Some left over turkey, corn, hominy, black beans, and taco seasoning make this Turkey Taco Soup a super easy dinner that’s on the table in less than 30 minutes.
Did y’all make it through the holidays? Ours was pretty quiet at home. Work…not so much. But we won’t talk about that. We ate and spent some time just chilling and binge watching on the couch. There were a few pressies that Mom sent to unwrap. Since we did big gifts this year, there was no wrapping and unwrapping for us. Which is good. I mean, I wasn’t really in the mood anyway.
But I was in the mood for all the food! It was delicious. Our turkey was tasty. The mashed potatoes, both times, were creamy good. The pie at Thanksgiving was fabulous. I forgot dessert for Christmas. Which is so not like me. I always think of a dessert.
No, we go back to normal. We go back to full work weeks that involve being out of the house 12 hours a day. Now is when we need to have a series of easy supper recipes to throw on the table in no time. Enter this #SundaySupper event hosted by Heather at Hezzi-D’s Books and Cooks! It’s all about Easy Supper Recipes! After all that time spent in the kitchen, I’m sure these will be a welcomed change.
This recipe came about due to a small change in the menu for the week. I had all the ingredients in the pantry or the freezer. Since the turkey was already cooked, it was just a matter of heating everything else up with the broth and letting it simmer so the taco seasoning flavored everything. Voila! Dinner’s on the table.
It’s sort of like a pozole, but not. I say that because I decided to put corn and hominy in the soup. I love hominy. Don’t you love hominy? It’s all corny delicious with it’s different flavor and texture. I couldn’t eat it straight from the can. And I have. #dontjudge
However, it’s not a posole because I didn’t have any of the other ingredients to make it posole. I was missing chiles of any kind. I didn’t have avocado, cabbage, lime, radish, or limes. So, I made this into a delicious taco soup using my taco seasoning. Which I realize I haven’t shared yet. I really should get on that. It’s delicious taco seasoning. Oh, and yes, I totally forgot the black beans. They would have been delicious. Don’t forget the beans.

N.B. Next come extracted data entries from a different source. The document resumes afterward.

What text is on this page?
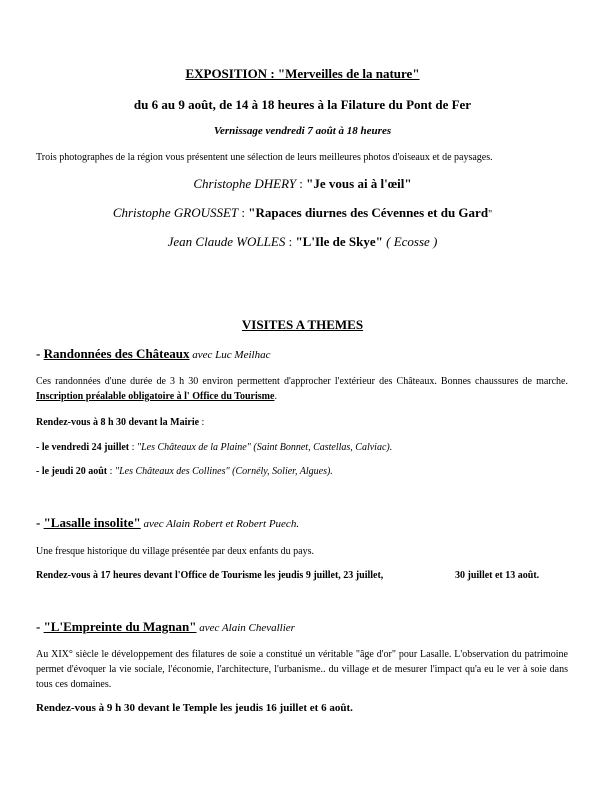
EXPOSITION : "Merveilles de la nature"
du 6 au 9 août, de 14 à 18 heures à la Filature du Pont de Fer
Vernissage vendredi 7 août à 18 heures
Trois photographes de la région vous présentent une sélection de leurs meilleures photos d'oiseaux et de paysages.
Christophe DHERY : "Je vous ai à l'œil"
Christophe GROUSSET : "Rapaces diurnes des Cévennes et du Gard"
Jean Claude WOLLES : "L'Ile de Skye" ( Ecosse )
VISITES A THEMES
- Randonnées des Châteaux avec Luc Meilhac
Ces randonnées d'une durée de 3 h 30 environ permettent d'approcher l'extérieur des Châteaux. Bonnes chaussures de marche. Inscription préalable obligatoire à l' Office du Tourisme.
Rendez-vous à 8 h 30 devant la Mairie :
- le vendredi 24 juillet : "Les Châteaux de la Plaine" (Saint Bonnet, Castellas, Calviac).
- le jeudi 20 août : "Les Châteaux des Collines" (Cornély, Solier, Algues).
- "Lasalle insolite" avec Alain Robert et Robert Puech.
Une fresque historique du village présentée par deux enfants du pays.
Rendez-vous à 17 heures devant l'Office de Tourisme les jeudis 9 juillet, 23 juillet,	30 juillet et 13 août.
- "L'Empreinte du Magnan" avec Alain Chevallier
Au XIX° siècle le développement des filatures de soie a constitué un véritable "âge d'or" pour Lasalle. L'observation du patrimoine permet d'évoquer la vie sociale, l'économie, l'architecture, l'urbanisme.. du village et de mesurer l'impact qu'a eu le ver à soie dans tous ces domaines.
Rendez-vous à 9 h 30 devant le Temple les jeudis 16 juillet et 6 août.
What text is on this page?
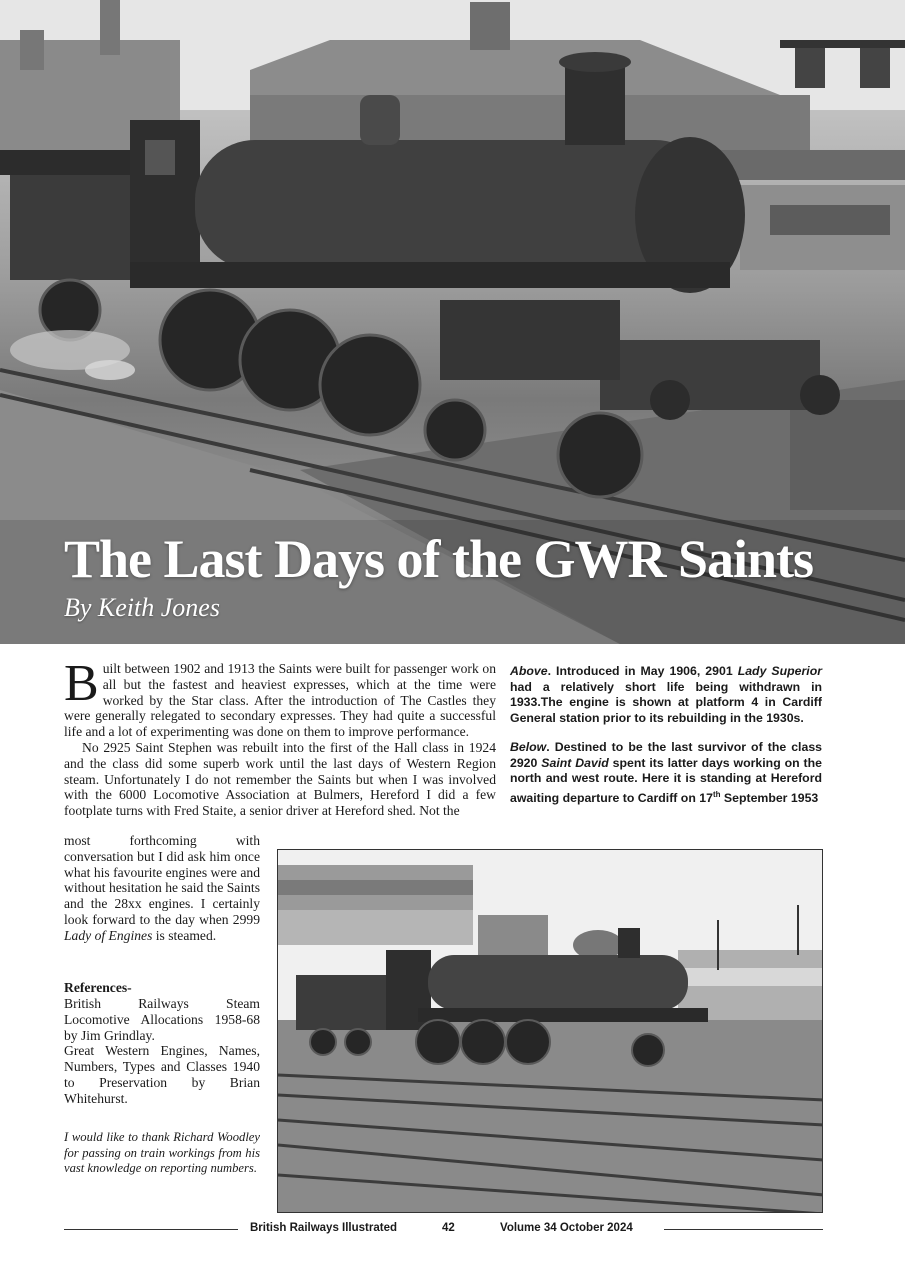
The Last Days of the GWR Saints
By Keith Jones

Built between 1902 and 1913 the Saints were built for passenger work on all but the fastest and heaviest expresses, which at the time were worked by the Star class. After the introduction of The Castles they were generally relegated to secondary expresses. They had quite a successful life and a lot of experimenting was done on them to improve performance.

No 2925 Saint Stephen was rebuilt into the first of the Hall class in 1924 and the class did some superb work until the last days of Western Region steam. Unfortunately I do not remember the Saints but when I was involved with the 6000 Locomotive Association at Bulmers, Hereford I did a few footplate turns with Fred Staite, a senior driver at Hereford shed. Not the

most forthcoming with conversation but I did ask him once what his favourite engines were and without hesitation he said the Saints and the 28xx engines. I certainly look forward to the day when 2999 Lady of Engines is steamed.

References-

British Railways Steam Locomotive Allocations 1958-68 by Jim Grindlay.

Great Western Engines, Names, Numbers, Types and Classes 1940 to Preservation by Brian Whitehurst.

I would like to thank Richard Woodley for passing on train workings from his vast knowledge on reporting numbers.
Above. Introduced in May 1906, 2901 Lady Superior had a relatively short life being withdrawn in 1933.The engine is shown at platform 4 in Cardiff General station prior to its rebuilding in the 1930s.
Below. Destined to be the last survivor of the class 2920 Saint David spent its latter days working on the north and west route. Here it is standing at Hereford awaiting departure to Cardiff on 17th September 1953
British Railways Illustrated	42	Volume 34 October 2024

What does Turkey Taco Soup taste like?
Just look at how hearty good this is? It looks more like a stew in this picture, and I guess it should be depending on how much broth you put in there. Since my broth was homemade turkey broth, it gelled nicely when it was cooled. That’s how you know it’s a good broth. And a good broth makes this an amazing soup. So, use a good broth.
If you don’t have a good broth, I’d use Better than Broth. It’s the only “bouillon” that I use in our kitchen. It tastes like homemade or as close to homemade as I’ve tasted in a convenience broth. No, there’s no link. Just a mention of a really great product I’ve been using for years. And you can get a large jar of beef, chicken, and veggie at Costco. At least we can.
What’s your quick and easy soup recipe? Do you appreciate easy recipes after the back to back food holidays?
Some left over turkey, corn, hominy, black beans, and taco seasoning make this Turkey Taco Soup a super easy dinner that's on the table in less than 30 minutes.
- 1 cup thinly sliced onions
- 2 cups chopped, cooked turkey
- 6 cups turkey broth
- 2 cups frozen corn
- 14 ounces canned black beans, rinsed and drained
- 4 tablespoons taco seasoning
- 1 teaspoon garlic salt
- 1 teaspoon onion powder
- 2 cups tortilla chips, broken
- 1 cup cheddar cheese, shredded
- Diced onions and tomatoes for garnish
- Heat a Dutch oven coated with cooking spray over medium-high heat. Sauté the onions until they begin to soften, about 3 to 5 minutes.
- Stir in the next seven ingredients (turkey through onion powder) and bring to a boil. Simmer 15 to 20 minutes or until the corn is cooked and the beans are heated through.
- Garnish with the chips, cheese, and the diced onions and tomatoes before serving.